The Jane Fonda effect: During his journey, he found few markets selling convenient health food. But this was the 1980s, when jogging was the new craze, Jane Fonda’s aerobic movement was in full swing and mothers were too busy in the workplace to cook. “People who are successful in business look at what’s missing in their life,” he said. In Vancouver, he began studying Asian cuisine and discovered soy. He decided to use plant protein to make a more healthful version of the hot dog — a treat he had loved as a child but stopped eating because of its questionable meat sourcing and high cholesterol concentration.
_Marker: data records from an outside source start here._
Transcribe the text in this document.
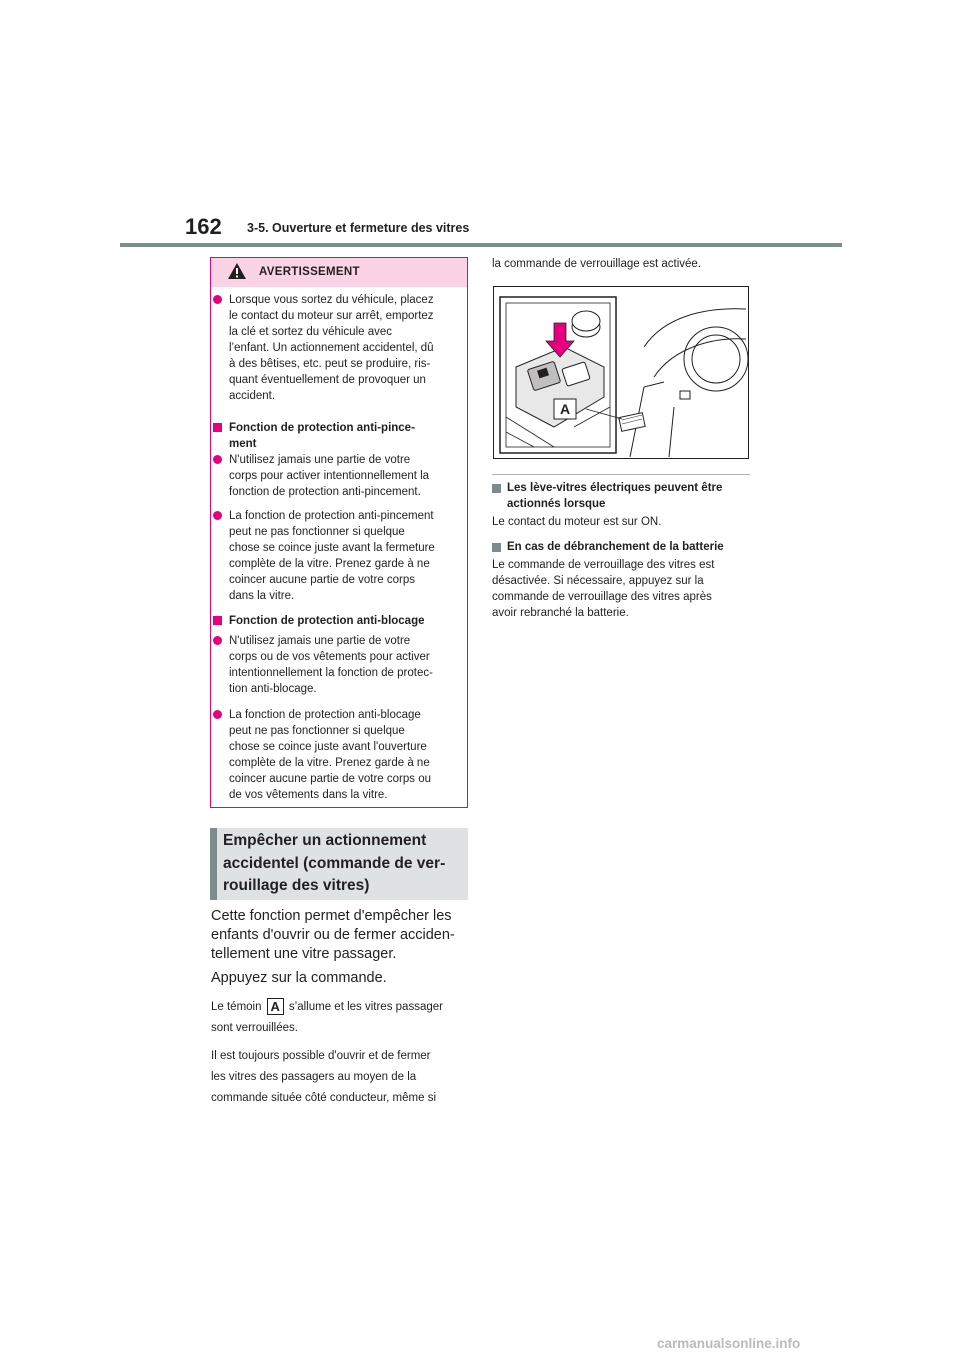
162 3-5. Ouverture et fermeture des vitres
AVERTISSEMENT
Lorsque vous sortez du véhicule, placez
le contact du moteur sur arrêt, emportez
la clé et sortez du véhicule avec
l’enfant. Un actionnement accidentel, dû
à des bêtises, etc. peut se produire, ris-
quant éventuellement de provoquer un
accident.
Fonction de protection anti-pince-
ment
N'utilisez jamais une partie de votre
corps pour activer intentionnellement la
fonction de protection anti-pincement.
La fonction de protection anti-pincement
peut ne pas fonctionner si quelque
chose se coince juste avant la fermeture
complète de la vitre. Prenez garde à ne
coincer aucune partie de votre corps
dans la vitre.
Fonction de protection anti-blocage
N'utilisez jamais une partie de votre
corps ou de vos vêtements pour activer
intentionnellement la fonction de protec-
tion anti-blocage.
La fonction de protection anti-blocage
peut ne pas fonctionner si quelque
chose se coince juste avant l'ouverture
complète de la vitre. Prenez garde à ne
coincer aucune partie de votre corps ou
de vos vêtements dans la vitre.
Empêcher un actionnement
accidentel (commande de ver-
rouillage des vitres)
Cette fonction permet d'empêcher les
enfants d'ouvrir ou de fermer acciden-
tellement une vitre passager.
Appuyez sur la commande.
Le témoin A s’allume et les vitres passager
sont verrouillées.
Il est toujours possible d'ouvrir et de fermer
les vitres des passagers au moyen de la
commande située côté conducteur, même si
la commande de verrouillage est activée.
A
Les lève-vitres électriques peuvent être
actionnés lorsque
Le contact du moteur est sur ON.
En cas de débranchement de la batterie
Le commande de verrouillage des vitres est
désactivée. Si nécessaire, appuyez sur la
commande de verrouillage des vitres après
avoir rebranché la batterie.
carmanualsonline.info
World’s first veggie dog? Potvin tried putting tofu in casing — it was terrible, he said. Some sausage batches exploded in the oven because the casings were too tight. “It was months before I had a product that was decent enough to market,” he said. When he did, he started Yves Fine Food with $5,000 of his own money, $10,000 from his family and $25,000 in small-business loans. He began producing what he calls the world’s first veggie dog in a 500-square-foot facility using “antique” sausage-making equipment. He made $235,000 in sales to health food stores in the first year, then $600,000 the next. He learned a hard lesson when he was duped by a huckster offering machinery that didn’t exist. “If it’s too good to be true, there’s a 99.9% chance it’s not true,” he said. By the fourth year, he was up to $1 million in sales and moved into a new facility 10 times the size.

Moving on: Potvin sold the company in 2001. He and his research team developed a proprietary process for developing a meaty texture using flour and began making meat substitutes that could be served as entrees instead of as fillers for burger and hot dog buns. Garden Protein launched in 2003 out of Richmond, Canada, where it still keeps its international headquarters. “You need to find something that you love to do every day — the money will come, maybe,” he said.

Flexitarian: Potvin calls himself a “flexitarian,” like most of his consumers, he said. He eats fish, his 16-year-old daughter is a vegetarian, his 14-year-old son is a carnivore. The only food his entire family can consume is Gardein, he said. His favorite product at the moment is the company’s chicken sliders. On the testing table: more snack foods and a kung pao steamed bun.